A review by prfctlymismtchd
Cleat Cute by Meryl Wilsner

5.0

Thank you to Meryl Wilsner, St Martin's Press/St Martin's Griffin, and NetGalley for the ARC for this book.

Small town, Pheobe Matthews can't believe it. She was an early draft to play for the New Orleans Krewes and has been called up to train with the Women's World Cup Soccer team with her childhood idol Grace Henderson. Grace a soccer prodigy, is introverted, serious, quiet, and slow to trust newcomers. Pheobe is the loud and proud, high-energy, class clown who flirts with all the cute girls. While she's the polar opposite of Pheobe new-kid joy and love for the game reminds Grace of what playing soccer used to be like for her when she started her career 10 years earlier. At first, Phoebe is star-struck by Grace but soon she finds that Grace is everything she wants to be as a player and be with as a partner. But how does she convince Grace (who isn't out to the public) that she not only isn't vying for her spot on the National Team but that she sees Grace as more than just a rockstar soccer player?

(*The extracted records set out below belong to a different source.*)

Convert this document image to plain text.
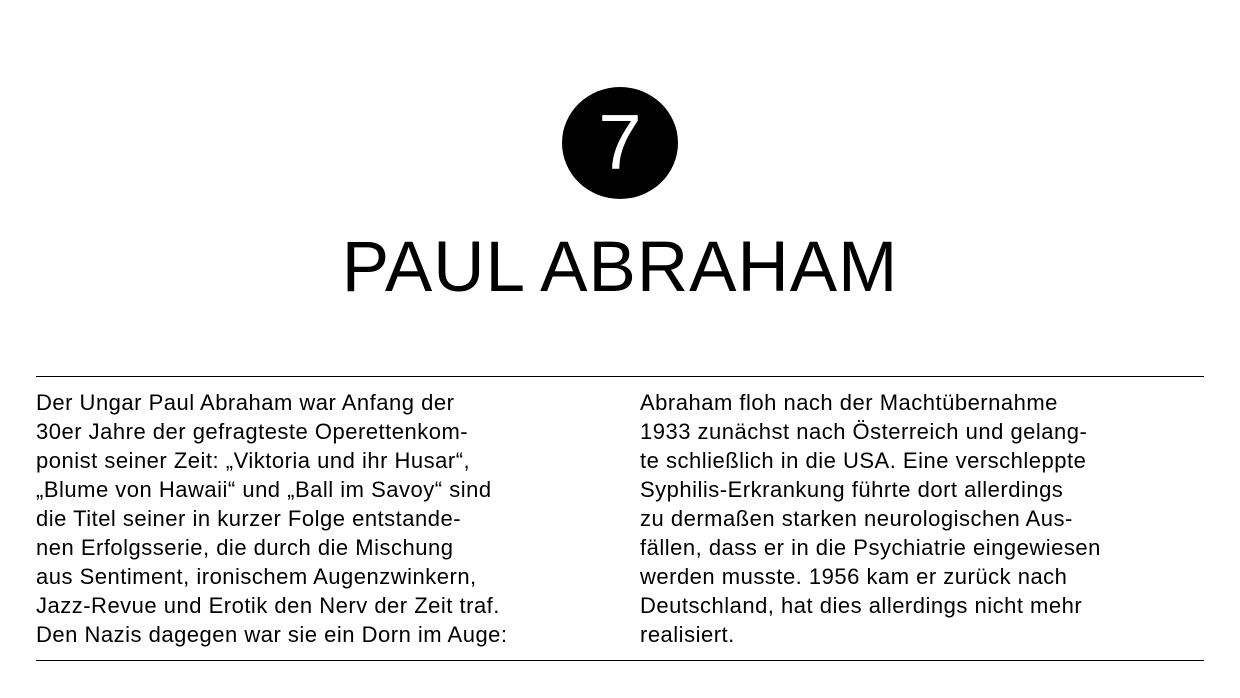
7
PAUL ABRAHAM

Der Ungar Paul Abraham war Anfang der
30er Jahre der gefragteste Operettenkom-
ponist seiner Zeit: „Viktoria und ihr Husar“,
„Blume von Hawaii“ und „Ball im Savoy“ sind
die Titel seiner in kurzer Folge entstande-
nen Erfolgsserie, die durch die Mischung
aus Sentiment, ironischem Augenzwinkern,
Jazz-Revue und Erotik den Nerv der Zeit traf.
Den Nazis dagegen war sie ein Dorn im Auge:

Abraham floh nach der Machtübernahme
1933 zunächst nach Österreich und gelang-
te schließlich in die USA. Eine verschleppte
Syphilis-Erkrankung führte dort allerdings
zu dermaßen starken neurologischen Aus-
fällen, dass er in die Psychiatrie eingewiesen
werden musste. 1956 kam er zurück nach
Deutschland, hat dies allerdings nicht mehr
realisiert.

Pheobe Matthews is one of the best embodiments of a dynamic woman with ADHD I've read in a very long time. The way she is written is textbook and yet quippy and fun. It isn't until the end of the book that she is diagnosed as an adult but if I could show you my copy you'd see almost every page is marked by moments of impulsivity, overthinking, oversharing, time blindness, and more. Her communication style is somewhere between awkward oversharing and timid is incredibly poignant. Grace is clearly coded as Autistic and the end of the book implies that she too will consider looking for seeking a diagnosis. But Grace's lack of understanding of social cues combined with Phoebe's class clown self-defense mechanism leads to an interesting combination of misunderstandings in which two people so much on the same page actually end up being almost lost in translation.

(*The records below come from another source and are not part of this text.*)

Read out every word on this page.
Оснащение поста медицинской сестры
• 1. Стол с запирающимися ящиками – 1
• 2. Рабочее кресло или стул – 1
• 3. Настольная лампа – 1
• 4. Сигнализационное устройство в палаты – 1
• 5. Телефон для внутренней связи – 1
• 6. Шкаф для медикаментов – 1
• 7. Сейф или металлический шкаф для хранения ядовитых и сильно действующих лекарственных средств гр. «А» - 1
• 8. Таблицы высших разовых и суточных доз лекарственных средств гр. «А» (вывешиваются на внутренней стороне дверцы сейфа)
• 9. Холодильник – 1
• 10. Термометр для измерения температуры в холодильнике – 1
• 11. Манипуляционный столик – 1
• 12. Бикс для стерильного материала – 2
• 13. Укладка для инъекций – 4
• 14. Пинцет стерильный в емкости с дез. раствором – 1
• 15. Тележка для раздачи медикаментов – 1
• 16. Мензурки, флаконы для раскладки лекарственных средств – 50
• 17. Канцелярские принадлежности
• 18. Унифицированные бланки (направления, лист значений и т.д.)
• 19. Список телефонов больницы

This is a beautiful neurodivergent, sapphic, and sporty romance that hit on a lot of the stigmas that surround the queer and neurodivergent without being preachy about them or making light of them.

I'd give this book 4.5/5 stars and round up to 5. The reason for this is the narrator's voice was slightly off from what I prefer/am used to and at times I found this pulled me from the story. But it didn't detract from the overall awesomeness of the book.